Die Fotoserie von Robert Haas
In der Phase der Enteignung und Entrechtung der Wiener Jüdinnen und Juden entstand eine Fotoserie des Fotografen Robert Haas. Der angesehene Fotograf und Grafiker erhielt Aufträge von wohlhabenden jüdischen Familien, ihre zurückgelassenen Wohnungen zu fotografieren, was nicht ungefährlich war. Diese Fotos sollten als Erinnerung im Exil oder auf der Flucht dienen und bildeten zudem die Grundlage für spätere Restitutionsansprüche. Die Fotos bilden jedoch nur einen kleinen Prozentsatz des geraubten Vermögens ab, denn von den vielen nicht großbürgerlich eingerichteten Wohnungen und Gemeindebauten gibt es keine Bilddokumente. Die Fotos können uns aber einen Eindruck vermitteln, wie brutal die Nationalsozialisten bürgerliche Existenzen von „ganz normalen Wienern“ zerstörten. Haas wurde ebenfalls als jüdisch verfolgt und floh 1938 vor dem NS-Regime aus Österreich. Die 1937/38 entstandene Fotoserie enthält heute sieben Negativserien, zwei der Wohnungen konnten identifiziert werden.

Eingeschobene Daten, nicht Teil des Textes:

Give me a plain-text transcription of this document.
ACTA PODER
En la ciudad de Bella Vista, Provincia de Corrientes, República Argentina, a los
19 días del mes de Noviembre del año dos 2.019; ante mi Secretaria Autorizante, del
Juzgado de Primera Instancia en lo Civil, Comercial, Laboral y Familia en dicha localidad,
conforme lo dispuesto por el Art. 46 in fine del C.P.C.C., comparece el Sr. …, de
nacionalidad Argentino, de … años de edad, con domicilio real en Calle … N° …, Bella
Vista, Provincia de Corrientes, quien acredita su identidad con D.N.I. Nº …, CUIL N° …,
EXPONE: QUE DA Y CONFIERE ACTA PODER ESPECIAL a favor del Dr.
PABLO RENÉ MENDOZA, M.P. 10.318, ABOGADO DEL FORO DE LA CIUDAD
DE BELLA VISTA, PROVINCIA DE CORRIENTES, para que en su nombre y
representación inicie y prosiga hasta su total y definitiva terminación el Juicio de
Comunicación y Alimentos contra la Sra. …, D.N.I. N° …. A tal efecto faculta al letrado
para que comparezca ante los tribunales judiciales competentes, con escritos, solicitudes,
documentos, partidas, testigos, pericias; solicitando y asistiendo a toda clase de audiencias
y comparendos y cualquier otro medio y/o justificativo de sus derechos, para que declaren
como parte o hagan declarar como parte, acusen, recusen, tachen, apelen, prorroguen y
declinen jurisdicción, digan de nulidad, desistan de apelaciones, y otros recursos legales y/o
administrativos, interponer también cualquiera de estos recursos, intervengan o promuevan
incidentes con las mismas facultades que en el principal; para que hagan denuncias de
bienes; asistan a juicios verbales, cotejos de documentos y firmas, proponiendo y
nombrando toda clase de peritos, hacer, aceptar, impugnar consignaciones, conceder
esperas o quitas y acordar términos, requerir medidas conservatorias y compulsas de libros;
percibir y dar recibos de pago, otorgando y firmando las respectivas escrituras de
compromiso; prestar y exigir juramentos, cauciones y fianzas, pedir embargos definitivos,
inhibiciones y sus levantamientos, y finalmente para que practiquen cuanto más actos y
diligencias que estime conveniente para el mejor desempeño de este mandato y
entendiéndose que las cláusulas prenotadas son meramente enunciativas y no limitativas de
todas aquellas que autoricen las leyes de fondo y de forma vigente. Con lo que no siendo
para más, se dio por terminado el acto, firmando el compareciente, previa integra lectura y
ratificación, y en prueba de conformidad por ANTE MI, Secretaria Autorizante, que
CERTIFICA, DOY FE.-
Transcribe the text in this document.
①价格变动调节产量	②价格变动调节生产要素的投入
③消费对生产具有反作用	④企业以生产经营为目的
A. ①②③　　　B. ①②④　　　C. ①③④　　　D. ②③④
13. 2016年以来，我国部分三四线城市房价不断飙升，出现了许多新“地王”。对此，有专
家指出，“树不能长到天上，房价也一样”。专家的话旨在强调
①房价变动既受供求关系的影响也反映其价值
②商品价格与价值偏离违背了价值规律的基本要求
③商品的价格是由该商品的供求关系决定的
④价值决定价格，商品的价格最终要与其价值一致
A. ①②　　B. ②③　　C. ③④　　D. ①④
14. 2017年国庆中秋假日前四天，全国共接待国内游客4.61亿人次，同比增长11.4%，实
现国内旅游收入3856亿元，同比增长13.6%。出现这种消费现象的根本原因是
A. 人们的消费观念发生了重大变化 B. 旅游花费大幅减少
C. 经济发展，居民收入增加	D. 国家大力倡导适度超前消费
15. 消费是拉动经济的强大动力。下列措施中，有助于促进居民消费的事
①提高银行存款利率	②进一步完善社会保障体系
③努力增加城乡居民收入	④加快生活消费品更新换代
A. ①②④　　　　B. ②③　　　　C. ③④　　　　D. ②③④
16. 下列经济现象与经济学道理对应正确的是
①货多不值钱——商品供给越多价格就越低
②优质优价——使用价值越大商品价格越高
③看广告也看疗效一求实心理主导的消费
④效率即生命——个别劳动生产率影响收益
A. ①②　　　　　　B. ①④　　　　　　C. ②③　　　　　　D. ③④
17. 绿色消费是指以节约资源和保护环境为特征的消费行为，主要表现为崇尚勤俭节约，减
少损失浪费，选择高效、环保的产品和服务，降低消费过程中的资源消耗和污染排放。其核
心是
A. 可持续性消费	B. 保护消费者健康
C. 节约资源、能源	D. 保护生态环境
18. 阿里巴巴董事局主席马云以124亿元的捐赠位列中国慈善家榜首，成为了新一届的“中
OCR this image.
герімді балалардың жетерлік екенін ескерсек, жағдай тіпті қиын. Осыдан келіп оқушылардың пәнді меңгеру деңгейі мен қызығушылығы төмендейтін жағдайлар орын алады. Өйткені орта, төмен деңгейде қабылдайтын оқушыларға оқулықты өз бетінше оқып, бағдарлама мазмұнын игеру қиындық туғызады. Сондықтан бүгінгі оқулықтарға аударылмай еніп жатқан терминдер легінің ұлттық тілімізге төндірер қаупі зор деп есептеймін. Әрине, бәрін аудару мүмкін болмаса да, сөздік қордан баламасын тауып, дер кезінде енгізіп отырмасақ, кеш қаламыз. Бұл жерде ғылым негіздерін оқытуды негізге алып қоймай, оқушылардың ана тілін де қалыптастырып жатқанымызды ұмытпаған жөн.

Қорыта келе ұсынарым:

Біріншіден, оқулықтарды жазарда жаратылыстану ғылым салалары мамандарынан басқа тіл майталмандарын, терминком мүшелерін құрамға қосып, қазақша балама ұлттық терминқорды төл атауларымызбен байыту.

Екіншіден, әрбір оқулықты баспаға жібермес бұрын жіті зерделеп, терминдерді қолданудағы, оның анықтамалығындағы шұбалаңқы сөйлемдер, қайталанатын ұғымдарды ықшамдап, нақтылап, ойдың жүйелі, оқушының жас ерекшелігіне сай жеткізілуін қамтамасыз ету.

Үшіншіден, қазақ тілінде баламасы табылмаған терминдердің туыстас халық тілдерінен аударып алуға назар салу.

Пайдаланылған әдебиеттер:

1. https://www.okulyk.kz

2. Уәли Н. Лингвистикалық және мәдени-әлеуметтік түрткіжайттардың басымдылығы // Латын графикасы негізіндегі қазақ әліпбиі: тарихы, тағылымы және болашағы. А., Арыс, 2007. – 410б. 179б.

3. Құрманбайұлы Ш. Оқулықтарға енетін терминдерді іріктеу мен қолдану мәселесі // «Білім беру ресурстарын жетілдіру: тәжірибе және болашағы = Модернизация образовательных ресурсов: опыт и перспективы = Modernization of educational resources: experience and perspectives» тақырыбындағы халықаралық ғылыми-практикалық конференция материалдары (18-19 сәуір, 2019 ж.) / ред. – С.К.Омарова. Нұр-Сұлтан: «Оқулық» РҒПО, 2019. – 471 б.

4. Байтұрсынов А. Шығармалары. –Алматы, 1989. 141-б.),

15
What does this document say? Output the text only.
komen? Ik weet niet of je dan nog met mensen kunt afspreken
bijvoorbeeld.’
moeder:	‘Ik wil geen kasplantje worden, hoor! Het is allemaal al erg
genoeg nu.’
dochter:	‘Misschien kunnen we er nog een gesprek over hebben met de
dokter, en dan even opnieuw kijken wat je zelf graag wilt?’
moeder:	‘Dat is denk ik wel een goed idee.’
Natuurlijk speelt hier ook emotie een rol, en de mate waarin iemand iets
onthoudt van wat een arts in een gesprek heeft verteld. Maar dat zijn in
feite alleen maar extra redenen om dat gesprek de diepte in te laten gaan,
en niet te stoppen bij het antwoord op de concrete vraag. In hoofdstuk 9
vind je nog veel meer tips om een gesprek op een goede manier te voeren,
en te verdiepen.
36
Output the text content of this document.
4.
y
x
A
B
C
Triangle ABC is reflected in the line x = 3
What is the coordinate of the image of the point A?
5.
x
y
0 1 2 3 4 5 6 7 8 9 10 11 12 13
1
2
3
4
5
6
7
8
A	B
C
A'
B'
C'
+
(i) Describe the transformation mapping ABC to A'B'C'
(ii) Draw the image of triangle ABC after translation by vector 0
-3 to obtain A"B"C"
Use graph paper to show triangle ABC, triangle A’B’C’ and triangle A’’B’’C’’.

Die Familie Stern und ihr verlassenes Palais (Liechtensteinstraße 53–55, 1090 Wien)
Louise und Gustav Stern hatten die tschechoslowakische Staatsbürgerschaft und bewohnten das Palais Kranz im 9. Wiener Gemeindebezirk. Sie flohen schon am 14. März 1938 nach Prag. Alles, was sie nicht mitnehmen konnten, wurde am 9. Juli 1939 im Dorotheum in Wien versteigert. Nachdem 1939 die Tschechoslowakei vom NS-Regime überfallen wurde, wurde am 6. Mai 1941 mit einer Beschlagnahmeverfügung der Geheimen Staatspolizei auch dort das „gesamte stehende und liegende Vermögen sowie alle Rechte und Ansprüche des Stern Gustav [...] aus Gründen der öffentlichen Sicherheit und Ordnung mit dem Ziele der späteren Einziehung zu Gunsten des Deutschen Reichs beschlagnahmt”[1]. Louise nahm sich daraufhin das Leben. Gustav gelang vermutlich die Flucht.
Laszlo Berczellers leere Wohnung (Bleichergasse 6, 1090 Wien)
Die Fotoserie „Wohnung Berczeller” ist auf den 8. Juni 1938 datiert. László Berczeller war Bio- und Lebensmittelchemiker, er war ein Pionier der Forschung zu sojabasierten Nahrungsmitteln. Sein Aufenthalt zum Zeitpunkt des Anschlusses ist nicht klar, seine Frau Selma Buchwald, ebenfalls Chemikerin, musste jedoch eine Vermögenserklärung abgeben, in der sie ihren Mann als in Budapest wohnhaft angab. László Berczeller überlebte durch die Unterstützung von Quäkern, starb jedoch völlig verarmt an den Folgen von Unterernährung und Krankheit 1955 in der Schweiz. Unbekannt ist das Schicksal seiner Frau Selma Berczeller.
Quellen:
[1] ÖstA, AVA, Vermögensanmeldung 19190, zit. n.: Andres Brunner, Barbara Staudinger, Hannes Sulzenbacher, Mirjam Zadoff (Hg.), Die Stadt ohne Juden Ausländer Muslime Flüchtlinge. Ausstellungskatalog des Jüdischen Museums Augsburg Schwaben und des NS-Dokumentationszentrum zur Ausstellung Dezember 2019-März 2020
- Dieter J. Hecht (Hg.), Michaela Raggam-Blesch (Hg.), Heidemarie Uhl (Hg.), Letzte Orte, Die Wiener Sammellager und die Deportationen 1941/42 (Berlin 2019).
- Dieter J. Hecht, Eleonore Lappin-Eppel, Michael Raggam-Blesch, Topographie der Shoah. Gedächtnisorte des zerstörten jüdischen Wien (Wien 32018).
- Ausstellungskatalog Jüdisches Museum Augsburg Schwaben, NS-Dokumentationszentrum München, Die Stadt ohne Juden, Ausländer, Muslime, Flüchtlinge.
- Christa Mehany-Mitterrutzner, Vernichtung – Deportation nach Maly Trostinec, 1942. Aus dem Archiv In: Dokumentationsarchiv des österreichischen Widerstandes (Hg.) Deportation und Vernichtung – Maly Trostinec. Jahrbuch 2019 (Wien 2019).